Two patients received VSTs for EBV, and both achieved a virologic CR.

Seven patients received VSTs for persistent AdV. The response rate was 71.4%. Four patients achieved a CR, 1 had a PR, and 2 patients did not respond.

Three patients received VSTs to treat HHV-6 reactivations. The response rate was 67%. Two patients had a PR, and 1 was not evaluable.

Sixteen patients received VSTs for BKV-associated hemorrhagic cystitis (n= 14) or BKV-associated nephritis (n=2).

All 16 patients responded. One had a clinical and virologic CR. Six had a clinical CR but a virologic PR. Seven had a virologic and clinical PR. And 2 patients had only a virologic PR.

A total of 15 patients received a second VST infusion—1 due to lack of response, 7 who had a PR, and 7 due to recurrence. Ten of these patients responded to the second infusion—1 with a CR and 9 with a PR.

Four patients received a third infusion of VSTs. Two achieved a CR, 1 had a PR, and 1 did not respond.

Toxicity

One patient developed an isolated fever within 24 hours of VST infusion, but the researchers did not observe any other immediate toxicities.

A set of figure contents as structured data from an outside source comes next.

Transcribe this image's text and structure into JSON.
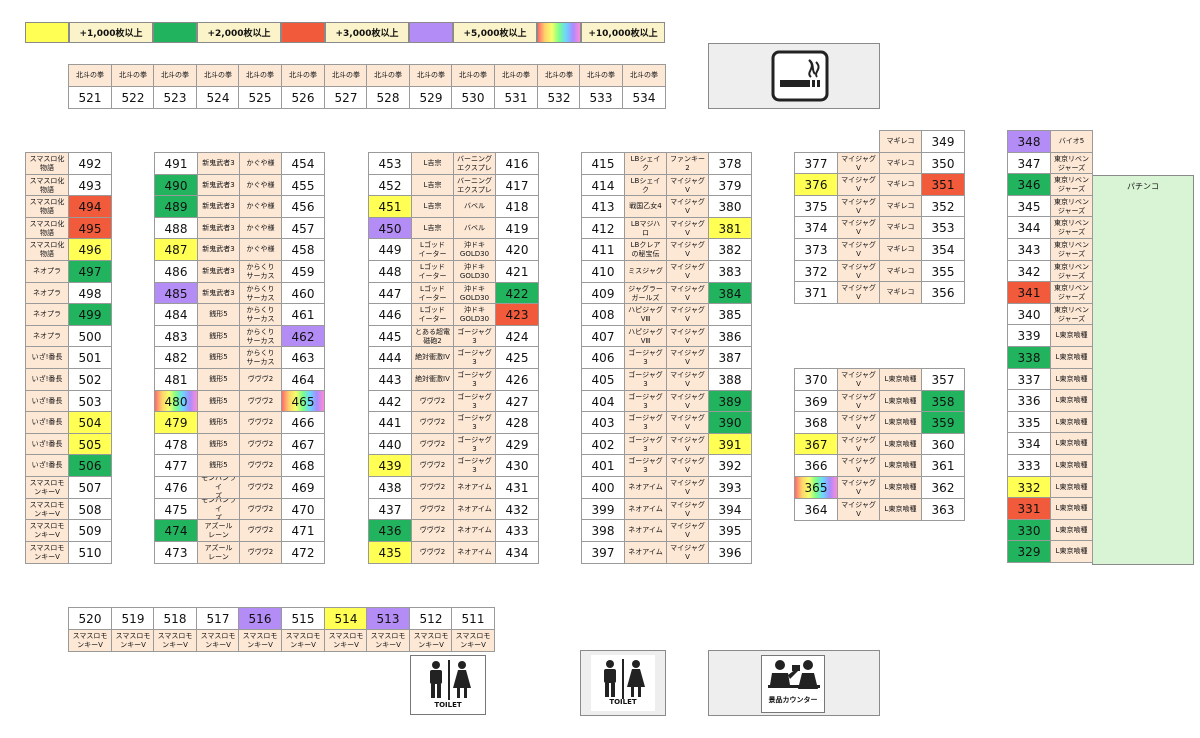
{
  "legend": [
    {
      "label": "+1,000枚以上",
      "color": "#ffff54"
    },
    {
      "label": "+2,000枚以上",
      "color": "#22b35e"
    },
    {
      "label": "+3,000枚以上",
      "color": "#f15a3a"
    },
    {
      "label": "+5,000枚以上",
      "color": "#b48cf5"
    },
    {
      "label": "+10,000枚以上",
      "color": "rainbow"
    }
  ],
  "labels": {
    "pachinko": "パチンコ",
    "toilet": "TOILET",
    "prize_counter": "景品カウンター"
  },
  "top_row": {
    "names": [
      "北斗の拳",
      "北斗の拳",
      "北斗の拳",
      "北斗の拳",
      "北斗の拳",
      "北斗の拳",
      "北斗の拳",
      "北斗の拳",
      "北斗の拳",
      "北斗の拳",
      "北斗の拳",
      "北斗の拳",
      "北斗の拳",
      "北斗の拳"
    ],
    "numbers": [
      "521",
      "522",
      "523",
      "524",
      "525",
      "526",
      "527",
      "528",
      "529",
      "530",
      "531",
      "532",
      "533",
      "534"
    ]
  },
  "bottom_row": {
    "numbers": [
      "520",
      "519",
      "518",
      "517",
      "516",
      "515",
      "514",
      "513",
      "512",
      "511"
    ],
    "names": [
      "スマスロモ\nンキーV",
      "スマスロモ\nンキーV",
      "スマスロモ\nンキーV",
      "スマスロモ\nンキーV",
      "スマスロモ\nンキーV",
      "スマスロモ\nンキーV",
      "スマスロモ\nンキーV",
      "スマスロモ\nンキーV",
      "スマスロモ\nンキーV",
      "スマスロモ\nンキーV"
    ],
    "highlights": [
      "",
      "",
      "",
      "",
      "purple",
      "",
      "yellow",
      "purple",
      "",
      ""
    ]
  },
  "col_a": [
    {
      "name": "スマスロ化\n物語",
      "number": "492",
      "h": ""
    },
    {
      "name": "スマスロ化\n物語",
      "number": "493",
      "h": ""
    },
    {
      "name": "スマスロ化\n物語",
      "number": "494",
      "h": "red"
    },
    {
      "name": "スマスロ化\n物語",
      "number": "495",
      "h": "red"
    },
    {
      "name": "スマスロ化\n物語",
      "number": "496",
      "h": "yellow"
    },
    {
      "name": "ネオプラ",
      "number": "497",
      "h": "green"
    },
    {
      "name": "ネオプラ",
      "number": "498",
      "h": ""
    },
    {
      "name": "ネオプラ",
      "number": "499",
      "h": "green"
    },
    {
      "name": "ネオプラ",
      "number": "500",
      "h": ""
    },
    {
      "name": "いざ!番長",
      "number": "501",
      "h": ""
    },
    {
      "name": "いざ!番長",
      "number": "502",
      "h": ""
    },
    {
      "name": "いざ!番長",
      "number": "503",
      "h": ""
    },
    {
      "name": "いざ!番長",
      "number": "504",
      "h": "yellow"
    },
    {
      "name": "いざ!番長",
      "number": "505",
      "h": "yellow"
    },
    {
      "name": "いざ!番長",
      "number": "506",
      "h": "green"
    },
    {
      "name": "スマスロモ\nンキーV",
      "number": "507",
      "h": ""
    },
    {
      "name": "スマスロモ\nンキーV",
      "number": "508",
      "h": ""
    },
    {
      "name": "スマスロモ\nンキーV",
      "number": "509",
      "h": ""
    },
    {
      "name": "スマスロモ\nンキーV",
      "number": "510",
      "h": ""
    }
  ],
  "col_b": [
    {
      "left": "491",
      "lh": "",
      "ln": "新鬼武者3",
      "rn": "かぐや様",
      "right": "454",
      "rh": ""
    },
    {
      "left": "490",
      "lh": "green",
      "ln": "新鬼武者3",
      "rn": "かぐや様",
      "right": "455",
      "rh": ""
    },
    {
      "left": "489",
      "lh": "green",
      "ln": "新鬼武者3",
      "rn": "かぐや様",
      "right": "456",
      "rh": ""
    },
    {
      "left": "488",
      "lh": "",
      "ln": "新鬼武者3",
      "rn": "かぐや様",
      "right": "457",
      "rh": ""
    },
    {
      "left": "487",
      "lh": "yellow",
      "ln": "新鬼武者3",
      "rn": "かぐや様",
      "right": "458",
      "rh": ""
    },
    {
      "left": "486",
      "lh": "",
      "ln": "新鬼武者3",
      "rn": "からくり\nサーカス",
      "right": "459",
      "rh": ""
    },
    {
      "left": "485",
      "lh": "purple",
      "ln": "新鬼武者3",
      "rn": "からくり\nサーカス",
      "right": "460",
      "rh": ""
    },
    {
      "left": "484",
      "lh": "",
      "ln": "銭形5",
      "rn": "からくり\nサーカス",
      "right": "461",
      "rh": ""
    },
    {
      "left": "483",
      "lh": "",
      "ln": "銭形5",
      "rn": "からくり\nサーカス",
      "right": "462",
      "rh": "purple"
    },
    {
      "left": "482",
      "lh": "",
      "ln": "銭形5",
      "rn": "からくり\nサーカス",
      "right": "463",
      "rh": ""
    },
    {
      "left": "481",
      "lh": "",
      "ln": "銭形5",
      "rn": "ヴヴヴ2",
      "right": "464",
      "rh": ""
    },
    {
      "left": "480",
      "lh": "rainbow",
      "ln": "銭形5",
      "rn": "ヴヴヴ2",
      "right": "465",
      "rh": "rainbow"
    },
    {
      "left": "479",
      "lh": "yellow",
      "ln": "銭形5",
      "rn": "ヴヴヴ2",
      "right": "466",
      "rh": ""
    },
    {
      "left": "478",
      "lh": "",
      "ln": "銭形5",
      "rn": "ヴヴヴ2",
      "right": "467",
      "rh": ""
    },
    {
      "left": "477",
      "lh": "",
      "ln": "銭形5",
      "rn": "ヴヴヴ2",
      "right": "468",
      "rh": ""
    },
    {
      "left": "476",
      "lh": "",
      "ln": "モンハンライ\nズ",
      "rn": "ヴヴヴ2",
      "right": "469",
      "rh": ""
    },
    {
      "left": "475",
      "lh": "",
      "ln": "モンハンライ\nズ",
      "rn": "ヴヴヴ2",
      "right": "470",
      "rh": ""
    },
    {
      "left": "474",
      "lh": "green",
      "ln": "アズール\nレーン",
      "rn": "ヴヴヴ2",
      "right": "471",
      "rh": ""
    },
    {
      "left": "473",
      "lh": "",
      "ln": "アズール\nレーン",
      "rn": "ヴヴヴ2",
      "right": "472",
      "rh": ""
    }
  ],
  "col_c": [
    {
      "left": "453",
      "lh": "",
      "ln": "L吉宗",
      "rn": "バーニング\nエクスプレ",
      "right": "416",
      "rh": ""
    },
    {
      "left": "452",
      "lh": "",
      "ln": "L吉宗",
      "rn": "バーニング\nエクスプレ",
      "right": "417",
      "rh": ""
    },
    {
      "left": "451",
      "lh": "yellow",
      "ln": "L吉宗",
      "rn": "バベル",
      "right": "418",
      "rh": ""
    },
    {
      "left": "450",
      "lh": "purple",
      "ln": "L吉宗",
      "rn": "バベル",
      "right": "419",
      "rh": ""
    },
    {
      "left": "449",
      "lh": "",
      "ln": "Lゴッド\nイーター",
      "rn": "沖ドキ\nGOLD30",
      "right": "420",
      "rh": ""
    },
    {
      "left": "448",
      "lh": "",
      "ln": "Lゴッド\nイーター",
      "rn": "沖ドキ\nGOLD30",
      "right": "421",
      "rh": ""
    },
    {
      "left": "447",
      "lh": "",
      "ln": "Lゴッド\nイーター",
      "rn": "沖ドキ\nGOLD30",
      "right": "422",
      "rh": "green"
    },
    {
      "left": "446",
      "lh": "",
      "ln": "Lゴッド\nイーター",
      "rn": "沖ドキ\nGOLD30",
      "right": "423",
      "rh": "red"
    },
    {
      "left": "445",
      "lh": "",
      "ln": "とある超電\n磁砲2",
      "rn": "ゴージャグ\n3",
      "right": "424",
      "rh": ""
    },
    {
      "left": "444",
      "lh": "",
      "ln": "絶対衝激IV",
      "rn": "ゴージャグ\n3",
      "right": "425",
      "rh": ""
    },
    {
      "left": "443",
      "lh": "",
      "ln": "絶対衝激IV",
      "rn": "ゴージャグ\n3",
      "right": "426",
      "rh": ""
    },
    {
      "left": "442",
      "lh": "",
      "ln": "ヴヴヴ2",
      "rn": "ゴージャグ\n3",
      "right": "427",
      "rh": ""
    },
    {
      "left": "441",
      "lh": "",
      "ln": "ヴヴヴ2",
      "rn": "ゴージャグ\n3",
      "right": "428",
      "rh": ""
    },
    {
      "left": "440",
      "lh": "",
      "ln": "ヴヴヴ2",
      "rn": "ゴージャグ\n3",
      "right": "429",
      "rh": ""
    },
    {
      "left": "439",
      "lh": "yellow",
      "ln": "ヴヴヴ2",
      "rn": "ゴージャグ\n3",
      "right": "430",
      "rh": ""
    },
    {
      "left": "438",
      "lh": "",
      "ln": "ヴヴヴ2",
      "rn": "ネオアイム",
      "right": "431",
      "rh": ""
    },
    {
      "left": "437",
      "lh": "",
      "ln": "ヴヴヴ2",
      "rn": "ネオアイム",
      "right": "432",
      "rh": ""
    },
    {
      "left": "436",
      "lh": "green",
      "ln": "ヴヴヴ2",
      "rn": "ネオアイム",
      "right": "433",
      "rh": ""
    },
    {
      "left": "435",
      "lh": "yellow",
      "ln": "ヴヴヴ2",
      "rn": "ネオアイム",
      "right": "434",
      "rh": ""
    }
  ],
  "col_d": [
    {
      "left": "415",
      "lh": "",
      "ln": "LBシェイ\nク",
      "rn": "ファンキー\n2",
      "right": "378",
      "rh": ""
    },
    {
      "left": "414",
      "lh": "",
      "ln": "LBシェイ\nク",
      "rn": "マイジャグ\nV",
      "right": "379",
      "rh": ""
    },
    {
      "left": "413",
      "lh": "",
      "ln": "戦国乙女4",
      "rn": "マイジャグ\nV",
      "right": "380",
      "rh": ""
    },
    {
      "left": "412",
      "lh": "",
      "ln": "LBマジハ\nロ",
      "rn": "マイジャグ\nV",
      "right": "381",
      "rh": "yellow"
    },
    {
      "left": "411",
      "lh": "",
      "ln": "LBクレア\nの秘宝伝",
      "rn": "マイジャグ\nV",
      "right": "382",
      "rh": ""
    },
    {
      "left": "410",
      "lh": "",
      "ln": "ミスジャグ",
      "rn": "マイジャグ\nV",
      "right": "383",
      "rh": ""
    },
    {
      "left": "409",
      "lh": "",
      "ln": "ジャグラー\nガールズ",
      "rn": "マイジャグ\nV",
      "right": "384",
      "rh": "green"
    },
    {
      "left": "408",
      "lh": "",
      "ln": "ハピジャグ\nVⅢ",
      "rn": "マイジャグ\nV",
      "right": "385",
      "rh": ""
    },
    {
      "left": "407",
      "lh": "",
      "ln": "ハピジャグ\nVⅢ",
      "rn": "マイジャグ\nV",
      "right": "386",
      "rh": ""
    },
    {
      "left": "406",
      "lh": "",
      "ln": "ゴージャグ\n3",
      "rn": "マイジャグ\nV",
      "right": "387",
      "rh": ""
    },
    {
      "left": "405",
      "lh": "",
      "ln": "ゴージャグ\n3",
      "rn": "マイジャグ\nV",
      "right": "388",
      "rh": ""
    },
    {
      "left": "404",
      "lh": "",
      "ln": "ゴージャグ\n3",
      "rn": "マイジャグ\nV",
      "right": "389",
      "rh": "green"
    },
    {
      "left": "403",
      "lh": "",
      "ln": "ゴージャグ\n3",
      "rn": "マイジャグ\nV",
      "right": "390",
      "rh": "green"
    },
    {
      "left": "402",
      "lh": "",
      "ln": "ゴージャグ\n3",
      "rn": "マイジャグ\nV",
      "right": "391",
      "rh": "yellow"
    },
    {
      "left": "401",
      "lh": "",
      "ln": "ゴージャグ\n3",
      "rn": "マイジャグ\nV",
      "right": "392",
      "rh": ""
    },
    {
      "left": "400",
      "lh": "",
      "ln": "ネオアイム",
      "rn": "マイジャグ\nV",
      "right": "393",
      "rh": ""
    },
    {
      "left": "399",
      "lh": "",
      "ln": "ネオアイム",
      "rn": "マイジャグ\nV",
      "right": "394",
      "rh": ""
    },
    {
      "left": "398",
      "lh": "",
      "ln": "ネオアイム",
      "rn": "マイジャグ\nV",
      "right": "395",
      "rh": ""
    },
    {
      "left": "397",
      "lh": "",
      "ln": "ネオアイム",
      "rn": "マイジャグ\nV",
      "right": "396",
      "rh": ""
    }
  ],
  "col_e_top": [
    {
      "left": "",
      "lh": "",
      "ln": "",
      "rn": "マギレコ",
      "right": "349",
      "rh": ""
    },
    {
      "left": "377",
      "lh": "",
      "ln": "マイジャグ\nV",
      "rn": "マギレコ",
      "right": "350",
      "rh": ""
    },
    {
      "left": "376",
      "lh": "yellow",
      "ln": "マイジャグ\nV",
      "rn": "マギレコ",
      "right": "351",
      "rh": "red"
    },
    {
      "left": "375",
      "lh": "",
      "ln": "マイジャグ\nV",
      "rn": "マギレコ",
      "right": "352",
      "rh": ""
    },
    {
      "left": "374",
      "lh": "",
      "ln": "マイジャグ\nV",
      "rn": "マギレコ",
      "right": "353",
      "rh": ""
    },
    {
      "left": "373",
      "lh": "",
      "ln": "マイジャグ\nV",
      "rn": "マギレコ",
      "right": "354",
      "rh": ""
    },
    {
      "left": "372",
      "lh": "",
      "ln": "マイジャグ\nV",
      "rn": "マギレコ",
      "right": "355",
      "rh": ""
    },
    {
      "left": "371",
      "lh": "",
      "ln": "マイジャグ\nV",
      "rn": "マギレコ",
      "right": "356",
      "rh": ""
    }
  ],
  "col_e_bottom": [
    {
      "left": "370",
      "lh": "",
      "ln": "マイジャグ\nV",
      "rn": "L東京喰種",
      "right": "357",
      "rh": ""
    },
    {
      "left": "369",
      "lh": "",
      "ln": "マイジャグ\nV",
      "rn": "L東京喰種",
      "right": "358",
      "rh": "green"
    },
    {
      "left": "368",
      "lh": "",
      "ln": "マイジャグ\nV",
      "rn": "L東京喰種",
      "right": "359",
      "rh": "green"
    },
    {
      "left": "367",
      "lh": "yellow",
      "ln": "マイジャグ\nV",
      "rn": "L東京喰種",
      "right": "360",
      "rh": ""
    },
    {
      "left": "366",
      "lh": "",
      "ln": "マイジャグ\nV",
      "rn": "L東京喰種",
      "right": "361",
      "rh": ""
    },
    {
      "left": "365",
      "lh": "rainbow",
      "ln": "マイジャグ\nV",
      "rn": "L東京喰種",
      "right": "362",
      "rh": ""
    },
    {
      "left": "364",
      "lh": "",
      "ln": "マイジャグ\nV",
      "rn": "L東京喰種",
      "right": "363",
      "rh": ""
    }
  ],
  "col_f": [
    {
      "number": "348",
      "h": "purple",
      "name": "バイオ5"
    },
    {
      "number": "347",
      "h": "",
      "name": "東京リベン\nジャーズ"
    },
    {
      "number": "346",
      "h": "green",
      "name": "東京リベン\nジャーズ"
    },
    {
      "number": "345",
      "h": "",
      "name": "東京リベン\nジャーズ"
    },
    {
      "number": "344",
      "h": "",
      "name": "東京リベン\nジャーズ"
    },
    {
      "number": "343",
      "h": "",
      "name": "東京リベン\nジャーズ"
    },
    {
      "number": "342",
      "h": "",
      "name": "東京リベン\nジャーズ"
    },
    {
      "number": "341",
      "h": "red",
      "name": "東京リベン\nジャーズ"
    },
    {
      "number": "340",
      "h": "",
      "name": "東京リベン\nジャーズ"
    },
    {
      "number": "339",
      "h": "",
      "name": "L東京喰種"
    },
    {
      "number": "338",
      "h": "green",
      "name": "L東京喰種"
    },
    {
      "number": "337",
      "h": "",
      "name": "L東京喰種"
    },
    {
      "number": "336",
      "h": "",
      "name": "L東京喰種"
    },
    {
      "number": "335",
      "h": "",
      "name": "L東京喰種"
    },
    {
      "number": "334",
      "h": "",
      "name": "L東京喰種"
    },
    {
      "number": "333",
      "h": "",
      "name": "L東京喰種"
    },
    {
      "number": "332",
      "h": "yellow",
      "name": "L東京喰種"
    },
    {
      "number": "331",
      "h": "red",
      "name": "L東京喰種"
    },
    {
      "number": "330",
      "h": "green",
      "name": "L東京喰種"
    },
    {
      "number": "329",
      "h": "green",
      "name": "L東京喰種"
    }
  ]
}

One of the patients with BKV-associated hemorrhagic cystitis experienced transient hydronephrosis and a decrease in renal function associated with a concomitant bacterial urinary tract infection.

Nineteen patients had prior grade 2 to 4 graft-versus-host disease (GVHD)—15 with grade 2 and 4 with grade 3. All GVHD was quiescent at the time of VST infusion.

One patient developed recurrent grade 3 gastrointestinal GVHD after VST infusion and rapid corticosteroid taper. Five patients developed recurrent (n=3) or de novo (n=2) grade 1 to 2 skin GVHD, which resolved with topical treatment (n=4) and reinitiation of corticosteroid treatment (n=1).

Two patients had a flare of upper-gastrointestinal GVHD, which resolved after a brief corticosteroid course.

“We didn’t have any significant toxicities,” Dr Tzannou said. “Taken together, the results of this trial suggest that it is reasonable to consider this treatment as an early option for these patients. We hope that the results of a future multicenter, phase 3 clinical trial will help raise awareness in both physicians and patients that this treatment, which is safe and effective, is available.”